Ma l'Inter è quella che é. Ricky, Jonathan, Palacio, Juan e tutti gli altri di più non potevano fare. Fare di più per poter raggiungere la Champions League e il terzo posto. Traguardo difficile al quale però Thohir ambisce. Alché Mazzarri ha sbottato, vedendo i propri ragazzi non tanto inadeguati per conseguire l'obiettivo, quanto demoralizzati nel vedere che il loro lavoro, il loro 100%, non era bastato.
"Se si vuole la Champions League, se si parla di terzo posto, beh che ci si muova per arrivare al terzo posto". Tradotto dal Mazzariano :" Non possiamo chiedere altro a questi ragazzi che il loro massimo lo hanno raggiunto". Thohir non ha risposto alla frecciata del tecnico con cui si vociferano tuttavia dei primi approcci positivi. Thohir se ne sta in disparte, deve ancora ambientarsi in un'ambiente nuovo dove lui è il principale benefattore, l'unica risorsa e la nuova speranza.
Non hanno certo contribuito al meglio le già nominate voci che vorrebbero una dirigenza totalmente nuova. Da Montali a Leonardo, dal ritorno di Oriali ad altri, i nomi non hanno fatto che aumentare di giorno in giorno. Nomi, voci, mai azioni. Thohir difatti ha solo sovraccaricato il numero di dirigenti. Ha aggiunto senza togliere. Ha introdotto nuovi uomini senza sollevare i vecchi. La nuova Inter sembra la prima Roma targata USA. Poco ordine, figure sparse, compiti non chiari con magari due dirigenti che convergono nella stessa direzione scontrandosi fra di loro. Nel silenzio generale, nei falsi sorrisi ai gala, manca Moratti. Manca un uomo deciso, di cui ci si possa fidare, che sappia il fatto suo. Che abbia già la cittadinanza sul pianeta calcio, prima che su quello Inter.
Tutto tace. Mazzarri non ha avuto risposte. Attende, impaziente, Gennaio, per capire quale piega prenderà la faccenda. Se si spenderà (magari anche senza vendere), se si investirà per la CL o si preferirà ottenere il massimo da questa rosa nell'annata attuale per gettare tutto alle ortiche la prossima estate e cambiare ogni cosa.

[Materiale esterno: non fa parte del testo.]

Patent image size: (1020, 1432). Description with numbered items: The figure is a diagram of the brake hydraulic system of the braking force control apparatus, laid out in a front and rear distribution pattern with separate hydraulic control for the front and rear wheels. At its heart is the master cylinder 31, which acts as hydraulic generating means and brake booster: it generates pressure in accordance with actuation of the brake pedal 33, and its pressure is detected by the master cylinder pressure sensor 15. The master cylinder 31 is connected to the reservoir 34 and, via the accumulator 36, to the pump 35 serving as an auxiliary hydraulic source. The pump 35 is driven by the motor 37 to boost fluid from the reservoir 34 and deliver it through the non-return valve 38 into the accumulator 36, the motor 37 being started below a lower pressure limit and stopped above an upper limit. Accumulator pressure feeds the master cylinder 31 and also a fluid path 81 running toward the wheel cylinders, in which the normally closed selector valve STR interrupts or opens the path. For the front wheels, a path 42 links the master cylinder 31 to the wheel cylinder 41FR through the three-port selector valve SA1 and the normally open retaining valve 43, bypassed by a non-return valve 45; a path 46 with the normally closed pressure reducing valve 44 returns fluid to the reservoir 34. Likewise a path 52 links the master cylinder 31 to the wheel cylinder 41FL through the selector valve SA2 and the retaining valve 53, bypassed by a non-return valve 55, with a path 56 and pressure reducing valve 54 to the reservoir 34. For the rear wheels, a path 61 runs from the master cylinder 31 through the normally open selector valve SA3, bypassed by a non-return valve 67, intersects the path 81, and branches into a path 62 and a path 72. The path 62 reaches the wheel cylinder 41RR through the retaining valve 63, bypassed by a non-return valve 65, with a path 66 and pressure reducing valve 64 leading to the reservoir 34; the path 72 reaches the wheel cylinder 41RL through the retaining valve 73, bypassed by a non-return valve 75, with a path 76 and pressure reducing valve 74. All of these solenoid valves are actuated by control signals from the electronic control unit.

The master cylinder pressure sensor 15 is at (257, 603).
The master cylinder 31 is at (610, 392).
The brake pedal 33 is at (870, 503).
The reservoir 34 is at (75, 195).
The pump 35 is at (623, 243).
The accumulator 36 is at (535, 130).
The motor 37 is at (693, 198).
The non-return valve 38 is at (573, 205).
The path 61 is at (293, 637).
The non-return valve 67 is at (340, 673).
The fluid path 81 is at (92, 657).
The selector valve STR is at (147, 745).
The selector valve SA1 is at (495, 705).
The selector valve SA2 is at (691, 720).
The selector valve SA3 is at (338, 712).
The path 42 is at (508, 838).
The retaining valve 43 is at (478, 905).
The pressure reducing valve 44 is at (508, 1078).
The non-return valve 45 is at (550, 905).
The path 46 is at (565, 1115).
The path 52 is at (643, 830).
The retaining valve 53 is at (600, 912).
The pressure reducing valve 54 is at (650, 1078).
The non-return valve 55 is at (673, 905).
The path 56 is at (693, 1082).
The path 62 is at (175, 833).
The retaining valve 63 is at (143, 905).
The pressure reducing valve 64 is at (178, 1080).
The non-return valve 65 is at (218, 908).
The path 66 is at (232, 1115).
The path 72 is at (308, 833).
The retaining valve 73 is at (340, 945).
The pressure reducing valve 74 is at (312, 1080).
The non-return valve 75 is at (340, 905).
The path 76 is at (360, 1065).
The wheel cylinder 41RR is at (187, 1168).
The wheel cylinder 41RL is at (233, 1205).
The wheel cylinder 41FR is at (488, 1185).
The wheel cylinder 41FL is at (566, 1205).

Anche la filosofia.
Perché, negli ultimi giorni, dal modello Arsenal (squadra che - oltre a formare i giovani - li vende a caro prezzo, diverte ed appassiona) al modello Ajax (solo tappa di passaggio di ogni giovane nordico o olandese che poi diventerà un top player; squadra che in patria vince per mancanza di concorrenza ma cui filosofia "udinesiana" in Italia non frutterebbe qualificazioni in Europa). E come se non bastasse pare che Branca sia in missione a Londra con il compito di venderlo al Chelsea.. Per Thohir è ora di muoversi. Ci vogliono idee chiare.